Algo similar sucede con la pieza más estrambótica de la muestra; Vulnerat Omnes, Ultima Necat (Todas hieren, la última mata) de Ilya Lievná Noé. Un péndulo cuelga del techo oscilando dentro de los límites de un círculo demarcado por 13 sillas, diseñadas éstas para indicar las horas de un reloj caprichoso y soportar unas bombillas encendidas que el péndulo apenas acaricia en su vaivén. En la decimotercera silla se monta una imagen borrosa de una mujer, su carga simbólica queda incógnita para este espectador. La barroca elaboración de la obra de Lievná Noé asume una profundísima meditación sobre la muerte y el tiempo, cuyo contenido rebasa la sensibilidad prosaica de humanos comunes, y cuya configuración física en la instalación resultante se remite exclusivamente a las imponderables intenciones de la autora, quien termina autocondenándose al soliloquio.
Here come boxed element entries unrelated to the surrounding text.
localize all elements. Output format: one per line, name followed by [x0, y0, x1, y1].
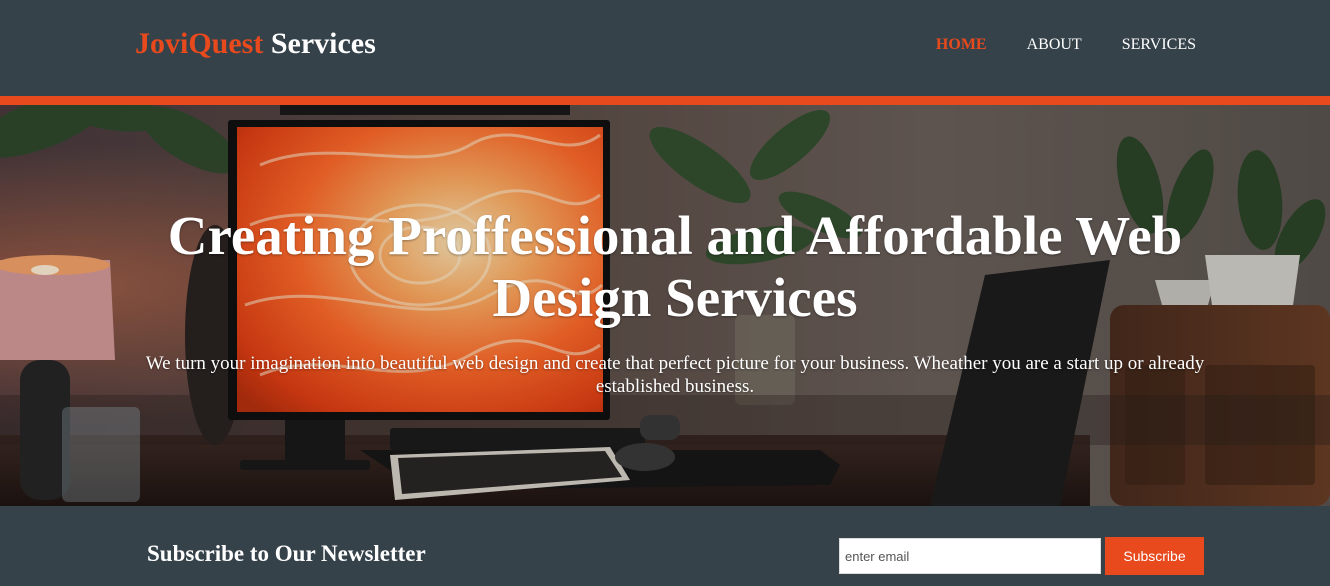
hero-subtitle: We turn your imagination into beautiful …	[145, 353, 1205, 397]
header-accent-bar	[0, 96, 1330, 105]
hero-text-block: Creating Proffessional and Affordable We…	[0, 105, 1330, 506]
site-header: JoviQuest Services Home About Services	[0, 0, 1330, 96]
subscribe-button[interactable]: Subscribe	[1105, 537, 1204, 575]
newsletter-heading: Subscribe to Our Newsletter	[147, 541, 426, 566]
nav-link-about[interactable]: About	[1027, 35, 1082, 55]
email-field[interactable]	[839, 538, 1101, 574]
brand-rest-text: Services	[263, 27, 376, 60]
main-nav: Home About Services	[936, 35, 1196, 55]
hero-showcase: Creating Proffessional and Affordable We…	[0, 105, 1330, 506]
brand-accent-text: JoviQuest	[135, 27, 264, 60]
nav-link-home[interactable]: Home	[936, 35, 987, 55]
newsletter-section: Subscribe to Our Newsletter Subscribe	[0, 506, 1330, 586]
site-logo[interactable]: JoviQuest Services	[135, 26, 376, 62]
nav-link-services[interactable]: Services	[1122, 35, 1196, 55]
hero-title: Creating Proffessional and Affordable We…	[167, 205, 1183, 328]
Una vertiente algo más sensata de la instalación se puede encontrar en las maquinaciones de Vicente Razo y Marco Fabián Ugalde. Fichar, de Razo, propone a cada asistente a checar una tarjeta en un reloj al entrar a la exposición y al salir de ella, para documentar así el tiempo que invierte viéndola. En un gesto modesto pero calculado, el dominio de Fichar circunvala a las demás piezas, encapsulando sus pretensiones en un dato banal que, sin embargo, tiene un valor calculable y tangible, carente en las lucubraciones ajenas.

Por su parte, Ugalde construye una serie de casitas de perro guardián dispuestas en la entrada del templo, de su interior resuenan ladridos espanta-ladrones reproducidos por un sistema de sonido. Ante el teatrillo de este dispositivo de seguridad nos acordamos de la futilidad de obras de arte que pretenden contribuir a la solución de problemas que no les competen.

Si Razo y Ugalde cumplen su cometido, es gracias a que reducen sus aspiraciones e invierten sus esfuerzos en adecuar sus piezas a las limitaciones contextuales implícitas en el medio mexicano. En este entorno tan desfasado hay pocas oportunidades para identificar las variantes (y las desvariantes) de la instalación. Y si bien el éxtasis estético florece poco en los concursos de instalación en Ex-Teresa, al menos se deriva de ellos algún provecho clínico que, en su momento, contribuirá a ejercitar mentes y cuerpos más sanos para la práctica de la instalación.